Over the next year or so, Levy expects gas prices to be in the high US$2 per MMBTU to the low US$3 per MMBTU. Furthermore, he believes that significant policy changes on both sides of the border will also contribute to the acceleration of a transition. “US President Joe Biden may push forward with emission reductions in the US and that would lead to higher power production via gas. Demand might, therefore, rise faster than expected,” he says. “If the demand for oil is not there, more conventional associated gas will come off the market globally, which will be beneficial for the gas price.”
Oil and Gas Production Amid the Energy Transition
The opportunities created by natural gas production suggest another dilemma when speaking of Mexican production related to the incoming energy transition. Perhaps the operator most involved in this question is PEMEX. Other NOCs and also IOCs of comparable size and global importance, such as Shell and BP, are already transitioning toward a business model that phases out fossil fuels to address the climate crisis. This has already had an impact on Mexico, as Equinor’s divestment from its Mexican deepwater assets demonstrated, which took place as a direct response to that company’s energy transition mandates.
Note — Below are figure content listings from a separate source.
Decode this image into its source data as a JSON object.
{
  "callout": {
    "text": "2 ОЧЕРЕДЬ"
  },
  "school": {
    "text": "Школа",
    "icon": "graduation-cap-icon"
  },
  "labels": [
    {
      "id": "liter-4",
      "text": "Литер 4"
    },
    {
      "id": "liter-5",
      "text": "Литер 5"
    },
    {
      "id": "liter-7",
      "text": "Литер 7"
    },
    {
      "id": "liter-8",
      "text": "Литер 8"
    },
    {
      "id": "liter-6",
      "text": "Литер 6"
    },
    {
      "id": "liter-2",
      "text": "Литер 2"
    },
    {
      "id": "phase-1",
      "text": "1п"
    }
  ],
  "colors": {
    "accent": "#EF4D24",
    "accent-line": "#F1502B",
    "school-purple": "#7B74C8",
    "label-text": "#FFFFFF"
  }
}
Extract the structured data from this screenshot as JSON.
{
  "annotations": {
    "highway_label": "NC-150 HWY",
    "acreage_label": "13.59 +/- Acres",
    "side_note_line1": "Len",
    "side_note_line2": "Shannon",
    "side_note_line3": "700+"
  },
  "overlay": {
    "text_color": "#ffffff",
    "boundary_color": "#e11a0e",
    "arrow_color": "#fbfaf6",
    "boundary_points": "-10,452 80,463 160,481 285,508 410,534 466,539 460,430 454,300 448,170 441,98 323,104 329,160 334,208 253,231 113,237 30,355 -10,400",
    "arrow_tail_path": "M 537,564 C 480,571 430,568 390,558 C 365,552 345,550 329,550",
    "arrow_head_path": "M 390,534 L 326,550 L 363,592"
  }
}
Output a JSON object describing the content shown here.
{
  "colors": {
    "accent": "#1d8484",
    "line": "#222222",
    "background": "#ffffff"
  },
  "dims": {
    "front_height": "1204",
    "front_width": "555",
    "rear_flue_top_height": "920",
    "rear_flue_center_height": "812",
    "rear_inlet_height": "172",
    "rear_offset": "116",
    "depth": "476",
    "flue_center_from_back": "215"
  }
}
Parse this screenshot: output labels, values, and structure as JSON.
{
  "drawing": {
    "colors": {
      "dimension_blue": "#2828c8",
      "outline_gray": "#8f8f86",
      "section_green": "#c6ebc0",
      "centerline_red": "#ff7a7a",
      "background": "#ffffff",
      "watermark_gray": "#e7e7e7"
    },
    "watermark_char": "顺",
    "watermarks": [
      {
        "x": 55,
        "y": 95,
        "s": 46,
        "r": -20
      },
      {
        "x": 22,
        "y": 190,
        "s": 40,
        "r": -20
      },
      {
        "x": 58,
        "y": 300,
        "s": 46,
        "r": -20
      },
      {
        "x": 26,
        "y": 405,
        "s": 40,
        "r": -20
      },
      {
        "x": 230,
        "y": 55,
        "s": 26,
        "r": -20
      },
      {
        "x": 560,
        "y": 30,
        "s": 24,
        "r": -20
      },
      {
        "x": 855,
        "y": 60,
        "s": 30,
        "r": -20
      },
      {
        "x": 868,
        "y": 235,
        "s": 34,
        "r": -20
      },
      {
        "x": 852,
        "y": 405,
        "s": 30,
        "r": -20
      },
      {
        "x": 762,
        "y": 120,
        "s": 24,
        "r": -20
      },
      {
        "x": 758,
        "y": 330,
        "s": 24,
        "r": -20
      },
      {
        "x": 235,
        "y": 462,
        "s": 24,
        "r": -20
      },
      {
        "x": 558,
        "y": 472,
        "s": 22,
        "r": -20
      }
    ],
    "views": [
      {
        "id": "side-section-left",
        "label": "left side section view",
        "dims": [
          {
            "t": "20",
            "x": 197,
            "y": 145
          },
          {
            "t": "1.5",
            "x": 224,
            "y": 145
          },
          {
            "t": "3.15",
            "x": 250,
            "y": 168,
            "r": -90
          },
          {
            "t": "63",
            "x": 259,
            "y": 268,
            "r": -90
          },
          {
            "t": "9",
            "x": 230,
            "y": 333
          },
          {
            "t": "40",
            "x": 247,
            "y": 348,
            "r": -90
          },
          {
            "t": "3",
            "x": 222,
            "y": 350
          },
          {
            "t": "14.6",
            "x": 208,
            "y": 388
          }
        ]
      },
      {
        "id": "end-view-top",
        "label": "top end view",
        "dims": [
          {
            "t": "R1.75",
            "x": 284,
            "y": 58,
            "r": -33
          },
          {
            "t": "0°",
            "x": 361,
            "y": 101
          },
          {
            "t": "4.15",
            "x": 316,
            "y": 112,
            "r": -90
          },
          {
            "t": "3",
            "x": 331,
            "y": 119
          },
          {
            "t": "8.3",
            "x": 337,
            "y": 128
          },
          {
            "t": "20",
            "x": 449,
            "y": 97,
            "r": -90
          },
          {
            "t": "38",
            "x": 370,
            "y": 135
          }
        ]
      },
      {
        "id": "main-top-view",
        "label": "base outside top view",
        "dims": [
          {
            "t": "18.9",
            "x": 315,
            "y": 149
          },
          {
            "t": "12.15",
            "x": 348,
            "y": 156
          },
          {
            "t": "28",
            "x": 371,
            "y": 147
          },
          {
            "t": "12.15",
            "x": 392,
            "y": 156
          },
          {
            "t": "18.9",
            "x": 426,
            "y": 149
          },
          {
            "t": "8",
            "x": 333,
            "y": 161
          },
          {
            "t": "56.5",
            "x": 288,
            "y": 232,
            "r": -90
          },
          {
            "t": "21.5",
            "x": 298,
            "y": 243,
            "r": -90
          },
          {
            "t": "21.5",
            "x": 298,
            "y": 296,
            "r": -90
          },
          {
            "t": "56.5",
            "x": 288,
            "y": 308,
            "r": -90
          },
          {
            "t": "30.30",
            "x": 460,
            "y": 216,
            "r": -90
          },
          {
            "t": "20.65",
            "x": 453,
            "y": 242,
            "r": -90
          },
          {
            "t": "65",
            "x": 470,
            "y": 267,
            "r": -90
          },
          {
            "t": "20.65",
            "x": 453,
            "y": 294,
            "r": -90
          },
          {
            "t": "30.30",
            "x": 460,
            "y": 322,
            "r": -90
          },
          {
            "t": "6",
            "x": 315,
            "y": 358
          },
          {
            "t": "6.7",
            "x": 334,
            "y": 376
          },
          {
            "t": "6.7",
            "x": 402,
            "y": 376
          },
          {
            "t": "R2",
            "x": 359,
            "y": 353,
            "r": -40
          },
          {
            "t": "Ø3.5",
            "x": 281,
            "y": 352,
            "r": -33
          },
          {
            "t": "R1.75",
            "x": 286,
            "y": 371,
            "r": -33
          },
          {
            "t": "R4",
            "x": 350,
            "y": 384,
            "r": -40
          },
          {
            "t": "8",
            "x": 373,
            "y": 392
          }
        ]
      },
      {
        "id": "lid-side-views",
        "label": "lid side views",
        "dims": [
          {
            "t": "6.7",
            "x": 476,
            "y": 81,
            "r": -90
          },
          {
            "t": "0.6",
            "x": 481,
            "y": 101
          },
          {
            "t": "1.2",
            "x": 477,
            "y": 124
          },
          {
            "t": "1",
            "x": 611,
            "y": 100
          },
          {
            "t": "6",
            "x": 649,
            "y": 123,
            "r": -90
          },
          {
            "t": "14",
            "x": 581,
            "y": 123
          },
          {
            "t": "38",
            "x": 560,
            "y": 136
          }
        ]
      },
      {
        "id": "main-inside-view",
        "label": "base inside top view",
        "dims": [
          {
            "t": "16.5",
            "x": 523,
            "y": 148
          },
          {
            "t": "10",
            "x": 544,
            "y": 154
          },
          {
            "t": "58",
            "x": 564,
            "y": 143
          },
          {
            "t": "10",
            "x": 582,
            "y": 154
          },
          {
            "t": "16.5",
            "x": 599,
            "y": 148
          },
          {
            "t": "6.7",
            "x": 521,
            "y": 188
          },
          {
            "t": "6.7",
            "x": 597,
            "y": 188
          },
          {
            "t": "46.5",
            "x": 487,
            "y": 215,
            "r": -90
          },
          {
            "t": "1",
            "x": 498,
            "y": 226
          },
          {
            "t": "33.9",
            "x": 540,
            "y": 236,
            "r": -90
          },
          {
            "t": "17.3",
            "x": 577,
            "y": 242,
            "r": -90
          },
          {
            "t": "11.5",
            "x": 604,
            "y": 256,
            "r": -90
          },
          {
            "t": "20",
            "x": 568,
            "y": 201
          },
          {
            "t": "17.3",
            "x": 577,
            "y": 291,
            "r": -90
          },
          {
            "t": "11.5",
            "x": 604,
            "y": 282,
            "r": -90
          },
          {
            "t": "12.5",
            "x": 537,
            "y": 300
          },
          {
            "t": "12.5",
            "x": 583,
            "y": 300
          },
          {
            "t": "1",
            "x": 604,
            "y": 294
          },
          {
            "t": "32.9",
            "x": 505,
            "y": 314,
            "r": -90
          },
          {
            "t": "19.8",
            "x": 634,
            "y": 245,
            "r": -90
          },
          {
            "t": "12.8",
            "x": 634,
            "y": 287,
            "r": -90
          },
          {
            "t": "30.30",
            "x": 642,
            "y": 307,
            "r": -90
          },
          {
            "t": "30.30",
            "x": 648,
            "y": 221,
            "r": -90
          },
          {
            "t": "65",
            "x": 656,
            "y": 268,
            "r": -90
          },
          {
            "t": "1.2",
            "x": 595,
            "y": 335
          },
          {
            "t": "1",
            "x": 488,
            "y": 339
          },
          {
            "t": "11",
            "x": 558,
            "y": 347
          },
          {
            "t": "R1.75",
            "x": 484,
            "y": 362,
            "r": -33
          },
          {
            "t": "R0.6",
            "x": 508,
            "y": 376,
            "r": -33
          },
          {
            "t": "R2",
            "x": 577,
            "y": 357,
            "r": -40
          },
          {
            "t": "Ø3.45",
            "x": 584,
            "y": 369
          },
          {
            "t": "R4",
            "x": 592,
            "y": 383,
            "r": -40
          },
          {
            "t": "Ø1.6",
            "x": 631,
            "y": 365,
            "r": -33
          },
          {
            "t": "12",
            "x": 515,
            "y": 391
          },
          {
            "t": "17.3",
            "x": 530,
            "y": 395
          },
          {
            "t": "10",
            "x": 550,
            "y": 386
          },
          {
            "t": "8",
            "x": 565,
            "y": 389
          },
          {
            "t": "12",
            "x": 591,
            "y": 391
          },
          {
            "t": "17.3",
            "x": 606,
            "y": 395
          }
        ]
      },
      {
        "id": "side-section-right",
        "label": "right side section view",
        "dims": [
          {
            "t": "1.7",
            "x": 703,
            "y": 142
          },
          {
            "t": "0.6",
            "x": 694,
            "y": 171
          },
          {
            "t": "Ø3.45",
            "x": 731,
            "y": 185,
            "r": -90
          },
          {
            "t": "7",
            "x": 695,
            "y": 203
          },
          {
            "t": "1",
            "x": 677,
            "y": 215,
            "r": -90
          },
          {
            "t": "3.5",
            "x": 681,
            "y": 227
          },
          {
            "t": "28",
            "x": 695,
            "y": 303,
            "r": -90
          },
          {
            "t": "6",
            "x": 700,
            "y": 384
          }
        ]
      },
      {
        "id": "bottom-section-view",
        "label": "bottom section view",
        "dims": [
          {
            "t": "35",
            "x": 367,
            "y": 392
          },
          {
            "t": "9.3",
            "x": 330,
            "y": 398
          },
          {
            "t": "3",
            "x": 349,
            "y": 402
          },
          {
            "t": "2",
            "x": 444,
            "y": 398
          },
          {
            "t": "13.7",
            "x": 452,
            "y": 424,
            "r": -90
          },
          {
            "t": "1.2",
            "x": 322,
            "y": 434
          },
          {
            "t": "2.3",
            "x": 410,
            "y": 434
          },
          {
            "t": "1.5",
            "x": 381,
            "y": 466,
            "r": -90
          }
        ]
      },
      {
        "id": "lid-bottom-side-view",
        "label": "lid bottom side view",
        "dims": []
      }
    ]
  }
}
PEMEX needs to define how it will face this process, as well, states Niels Versfeld, CEO of Simmons Edeco. “Publicly traded oil and gas companies, especially the supermajors, have been under increasing pressure to not just reduce emissions but to stop investment in oil and gas all together.” Versfeld points to the International Energy Agency (IEA) calling for the end of all investment in oil and gas projects immediately as the writing is on the wall, along with the case of Exxonmobil, not considered a climate leader, being forced by an activist hedge fund to bring on board additional climate-focused directors. Even Shell, considered a climate leader, did not escape a Dutch courts’ decision that legally forced the company to reduce greenhouse gas emissions more aggressively.
The fact that oil and gas production will remain relevant to the government’s energy objectives and to Mexico’s interest as a whole will have to be balanced with all of these developments, keeping in mind expectations regarding ongoing oil and gas demand. The IEA itself predicts that oil and gas demand will continue to increase even if renewable power generation grows faster than current forecasts. As Versfeld highlights: “In an optimistic scenario wherein the developed world was to stop oil and gas consumption and switch to renewables by 2050, is it plausible to think that all countries, especially those that have not had the benefits of energy-rich development, will stop consuming fossil fuels?”